Esenler Belediyesi tarafından bu yıl 4’üncüsü düzenlenen Esenler Film Festivali, yoğun geçen programının ardından kapanış ve ödül gecesine ev sahipliği yaptı. Festival konukları arasında Orta Doğu film endüstrisinin öncü isimleri arasında yer alan Mai Masri de vardı. 60’ın üzerinde uluslararası ödüle sahip olan başarılı yönetmenin, İsrail hapishanelerinde çocuğunu doğuran Filistinli bir kadına odaklanan “3000 Gece” filmi de festivalde gösterildi. Yeni Şafak’a konuşan Masri, şu anda İsrail hapisha-nelerinde durumun daha da ciddi olduğunu belirterek şunları söyledi: “15-20 yıldır yargılanmadan İsrail hapishanelerinde yatan çok sayıda Filistinli mahkum olduğunu biliyorum. Belgeselimin başrol oyuncusu da bu son iki ayda tam iki kez tutuklandı. İsrail işgalcilerinin amacı onları cezalandırmak, korkutmak ve Filistinlilerin seslerini susturmak. Ama başarılı olamayacaklar, çünkü her şeyden önce Filistinliler asla susmayacak, ikinci olarak da er ya da geç mahkumları serbest bırakmak zorunda kalacaklar.”
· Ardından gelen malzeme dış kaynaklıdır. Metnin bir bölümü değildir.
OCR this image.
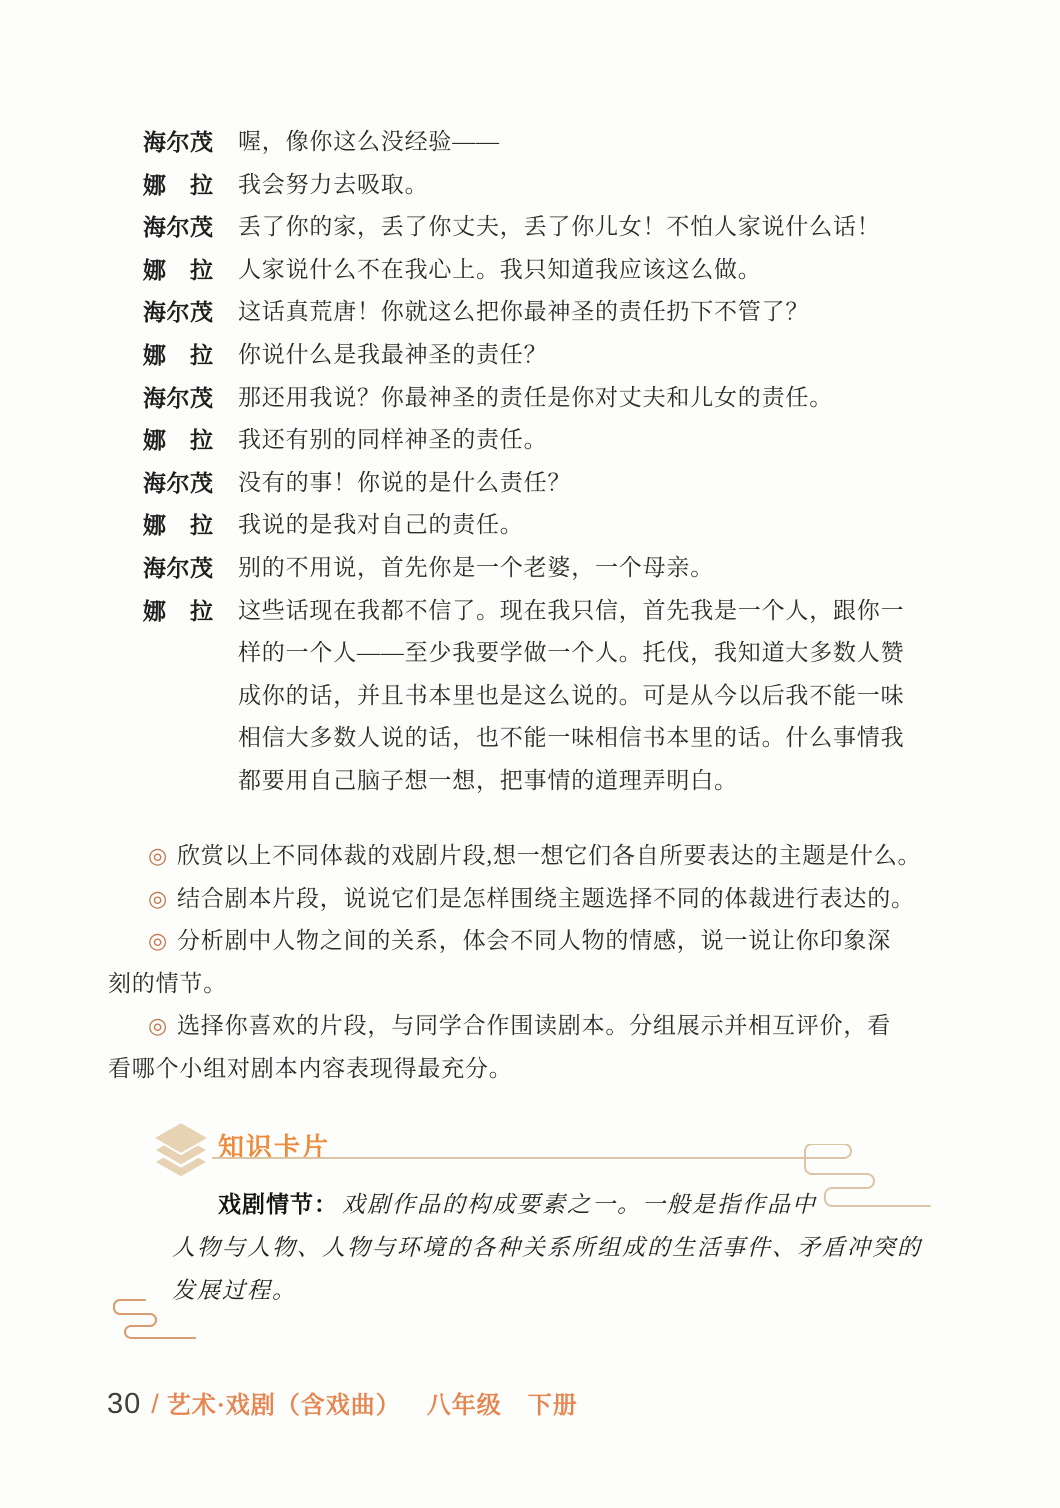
海尔茂	喔，像你这么没经验——
娜　拉	我会努力去吸取。
海尔茂	丢了你的家，丢了你丈夫，丢了你儿女！不怕人家说什么话！
娜　拉	人家说什么不在我心上。我只知道我应该这么做。
海尔茂	这话真荒唐！你就这么把你最神圣的责任扔下不管了？
娜　拉	你说什么是我最神圣的责任？
海尔茂	那还用我说？你最神圣的责任是你对丈夫和儿女的责任。
娜　拉	我还有别的同样神圣的责任。
海尔茂	没有的事！你说的是什么责任？
娜　拉	我说的是我对自己的责任。
海尔茂	别的不用说，首先你是一个老婆，一个母亲。
娜　拉	这些话现在我都不信了。现在我只信，首先我是一个人，跟你一
样的一个人——至少我要学做一个人。托伐，我知道大多数人赞
成你的话，并且书本里也是这么说的。可是从今以后我不能一味
相信大多数人说的话，也不能一味相信书本里的话。什么事情我
都要用自己脑子想一想，把事情的道理弄明白。
◎ 欣赏以上不同体裁的戏剧片段,想一想它们各自所要表达的主题是什么。
◎ 结合剧本片段，说说它们是怎样围绕主题选择不同的体裁进行表达的。
◎ 分析剧中人物之间的关系，体会不同人物的情感，说一说让你印象深
刻的情节。
◎ 选择你喜欢的片段，与同学合作围读剧本。分组展示并相互评价，看
看哪个小组对剧本内容表现得最充分。
知识卡片
戏剧情节： 戏剧作品的构成要素之一。一般是指作品中
人物与人物、人物与环境的各种关系所组成的生活事件、矛盾冲突的
发展过程。
30 / 艺术·戏剧（含戏曲） 八年级 下册
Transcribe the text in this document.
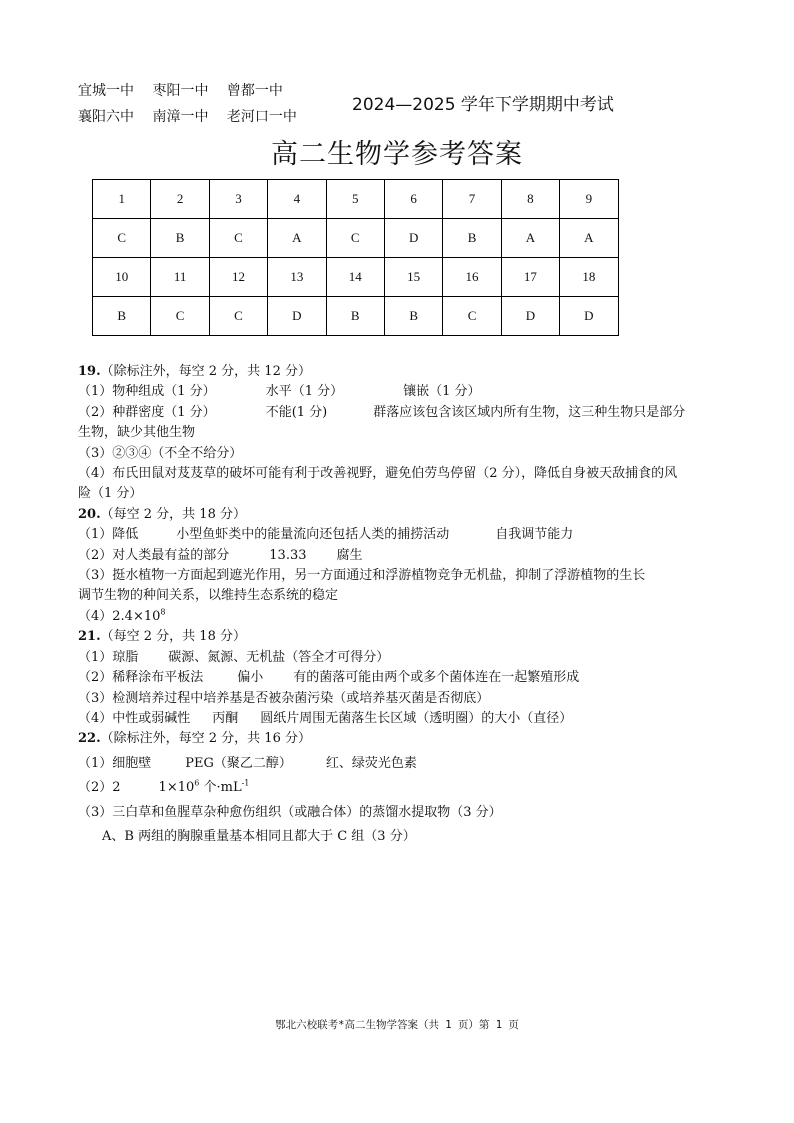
宜城一中 枣阳一中 曾都一中
襄阳六中 南漳一中 老河口一中
2024—2025 学年下学期期中考试
高二生物学参考答案
1	2	3	4	5	6	7	8	9
C	B	C	A	C	D	B	A	A
10	11	12	13	14	15	16	17	18
B	C	C	D	B	B	C	D	D

19.（除标注外，每空 2 分，共 12 分）

（1）物种组成（1 分）	水平（1 分）	镶嵌（1 分）

（2）种群密度（1 分）	不能(1 分)	群落应该包含该区域内所有生物，这三种生物只是部分

生物，缺少其他生物

（3）②③④（不全不给分）

（4）布氏田鼠对芨芨草的破坏可能有利于改善视野，避免伯劳鸟停留（2 分），降低自身被天敌捕食的风

险（1 分）

20.（每空 2 分，共 18 分）

（1）降低	小型鱼虾类中的能量流向还包括人类的捕捞活动	自我调节能力

（2）对人类最有益的部分	13.33 腐生

（3）挺水植物一方面起到遮光作用，另一方面通过和浮游植物竞争无机盐，抑制了浮游植物的生长

调节生物的种间关系，以维持生态系统的稳定

$(4)2.4\times 10^8$

21.（每空 2 分，共 18 分）

（1）琼脂 碳源、氮源、无机盐（答全才可得分）

（2）稀释涂布平板法	偏小 有的菌落可能由两个或多个菌体连在一起繁殖形成

（3）检测培养过程中培养基是否被杂菌污染（或培养基灭菌是否彻底）

（4）中性或弱碱性 丙酮 圆纸片周围无菌落生长区域（透明圈）的大小（直径）

22.（除标注外，每空 2 分，共 16 分）

（1）细胞壁	PEG（聚乙二醇）	红、绿荧光色素

（2）2	$1\times 10^6$ 个$\cdot mL^{-1}$

（3）三白草和鱼腥草杂种愈伤组织（或融合体）的蒸馏水提取物（3 分）

A、B 两组的胸腺重量基本相同且都大于 C 组（3 分）

鄂北六校联考*高二生物学答案（共 1 页）第 1 页
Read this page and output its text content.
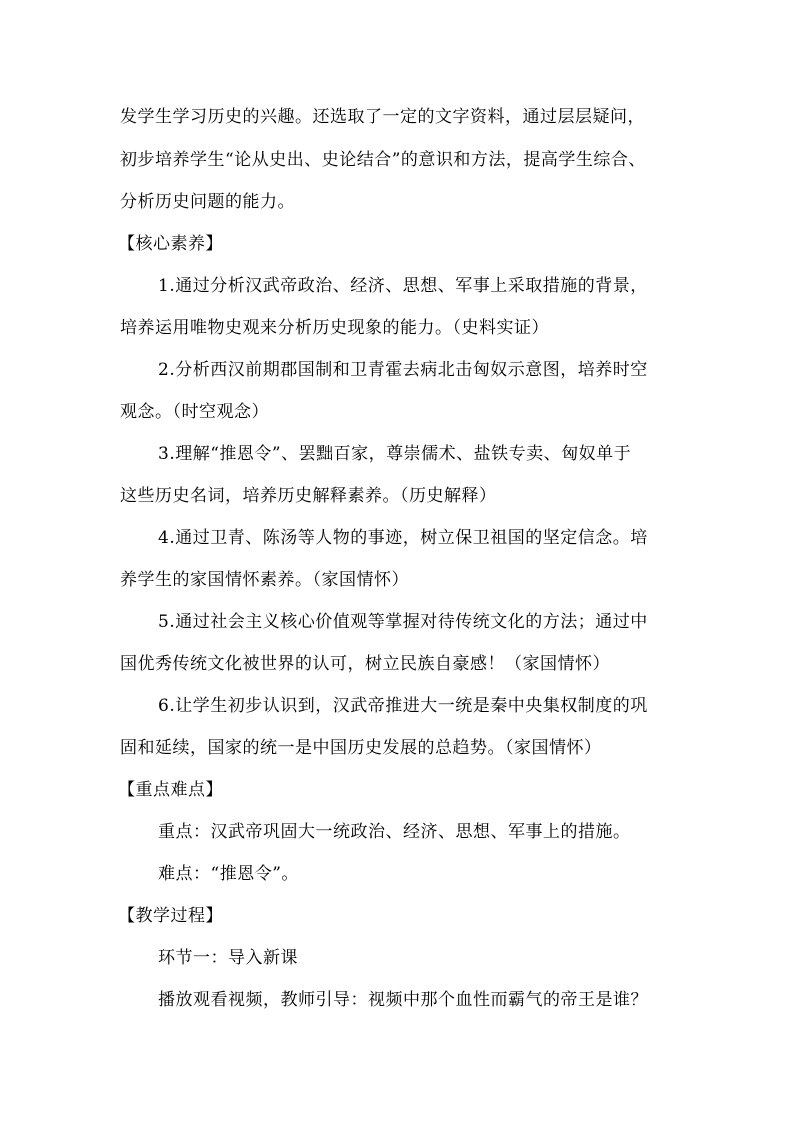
发学生学习历史的兴趣。还选取了一定的文字资料，通过层层疑问，
初步培养学生“论从史出、史论结合”的意识和方法，提高学生综合、
分析历史问题的能力。
【核心素养】
1.通过分析汉武帝政治、经济、思想、军事上采取措施的背景，
培养运用唯物史观来分析历史现象的能力。（史料实证）
2.分析西汉前期郡国制和卫青霍去病北击匈奴示意图，培养时空
观念。（时空观念）
3.理解“推恩令”、罢黜百家，尊崇儒术、盐铁专卖、匈奴单于
这些历史名词，培养历史解释素养。（历史解释）
4.通过卫青、陈汤等人物的事迹，树立保卫祖国的坚定信念。培
养学生的家国情怀素养。（家国情怀）
5.通过社会主义核心价值观等掌握对待传统文化的方法；通过中
国优秀传统文化被世界的认可，树立民族自豪感！（家国情怀）
6.让学生初步认识到，汉武帝推进大一统是秦中央集权制度的巩
固和延续，国家的统一是中国历史发展的总趋势。（家国情怀）
【重点难点】
重点：汉武帝巩固大一统政治、经济、思想、军事上的措施。
难点：“推恩令”。
【教学过程】
环节一：导入新课
播放观看视频，教师引导：视频中那个血性而霸气的帝王是谁？
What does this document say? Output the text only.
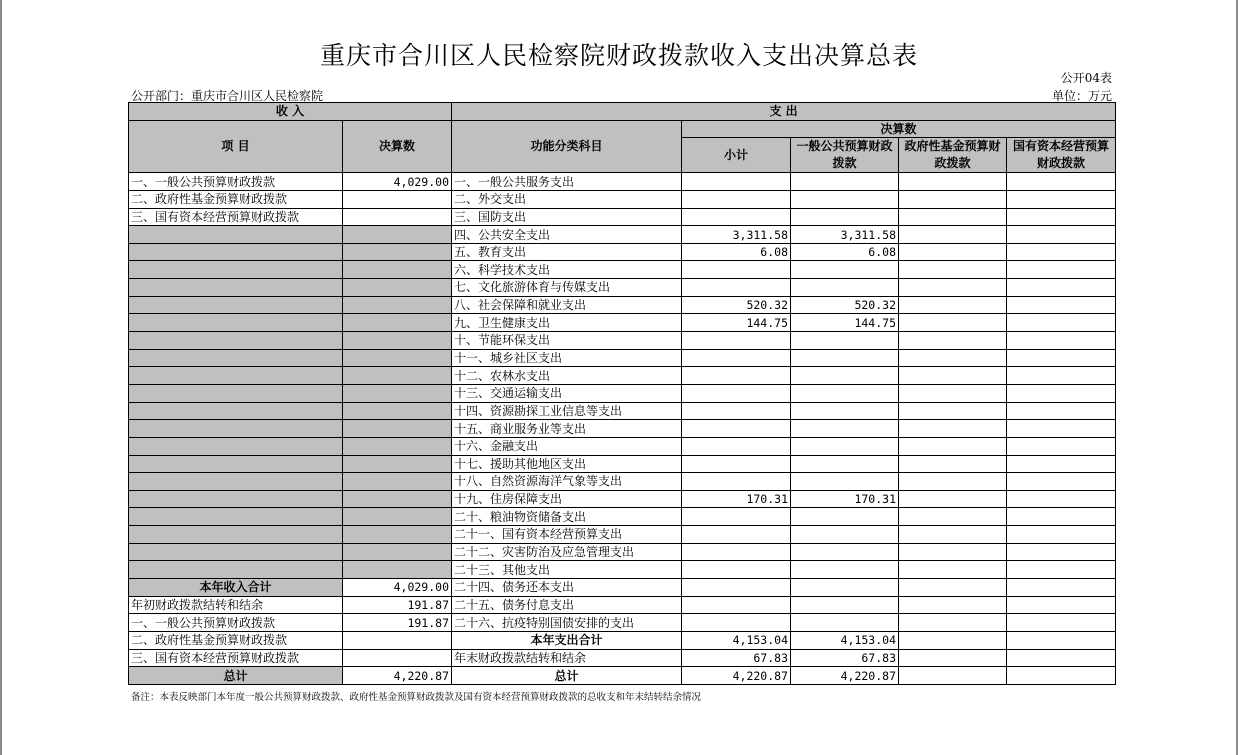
重庆市合川区人民检察院财政拨款收入支出决算总表
公开04表
公开部门：重庆市合川区人民检察院	单位：万元
收 入		支 出				
项 目	决算数	功能分类科目	决算数			
			小计	一般公共预算财政拨款	政府性基金预算财政拨款	国有资本经营预算财政拨款
一、一般公共预算财政拨款	4,029.00	一、一般公共服务支出				
二、政府性基金预算财政拨款		二、外交支出				
三、国有资本经营预算财政拨款		三、国防支出				
		四、公共安全支出	3,311.58	3,311.58		
		五、教育支出	6.08	6.08		
		六、科学技术支出				
		七、文化旅游体育与传媒支出				
		八、社会保障和就业支出	520.32	520.32		
		九、卫生健康支出	144.75	144.75		
		十、节能环保支出				
		十一、城乡社区支出				
		十二、农林水支出				
		十三、交通运输支出				
		十四、资源勘探工业信息等支出				
		十五、商业服务业等支出				
		十六、金融支出				
		十七、援助其他地区支出				
		十八、自然资源海洋气象等支出				
		十九、住房保障支出	170.31	170.31		
		二十、粮油物资储备支出				
		二十一、国有资本经营预算支出				
		二十二、灾害防治及应急管理支出				
		二十三、其他支出				
本年收入合计	4,029.00	二十四、债务还本支出				
年初财政拨款结转和结余	191.87	二十五、债务付息支出				
一、一般公共预算财政拨款	191.87	二十六、抗疫特别国债安排的支出				
二、政府性基金预算财政拨款		本年支出合计	4,153.04	4,153.04		
三、国有资本经营预算财政拨款		年末财政拨款结转和结余	67.83	67.83		
总计	4,220.87	总计	4,220.87	4,220.87		
备注：本表反映部门本年度一般公共预算财政拨款、政府性基金预算财政拨款及国有资本经营预算财政拨款的总收支和年末结转结余情况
Gazze’deki direnişle ilgili de bir film projesi olduğunu ve önümüzdeki aylarda çekimlerine başlayacağını belirten yönetmen, 7 Ekim’in Filistin ve dünya için dönüm noktası olduğunu aktardı. Masri, “7 Ekim’den beri yaşananlar Filistin’i tekrar haritaya koydu. Çünkü unutuluyordu ve kasıtlı olarak İsrail ve bazı Arap ülkeleri arasında normalleştirilerek, haritada yokmuş gibi davranılıyordu. Ama şimdi Filistinliler yeniden harekete geçti” diye ifade etti.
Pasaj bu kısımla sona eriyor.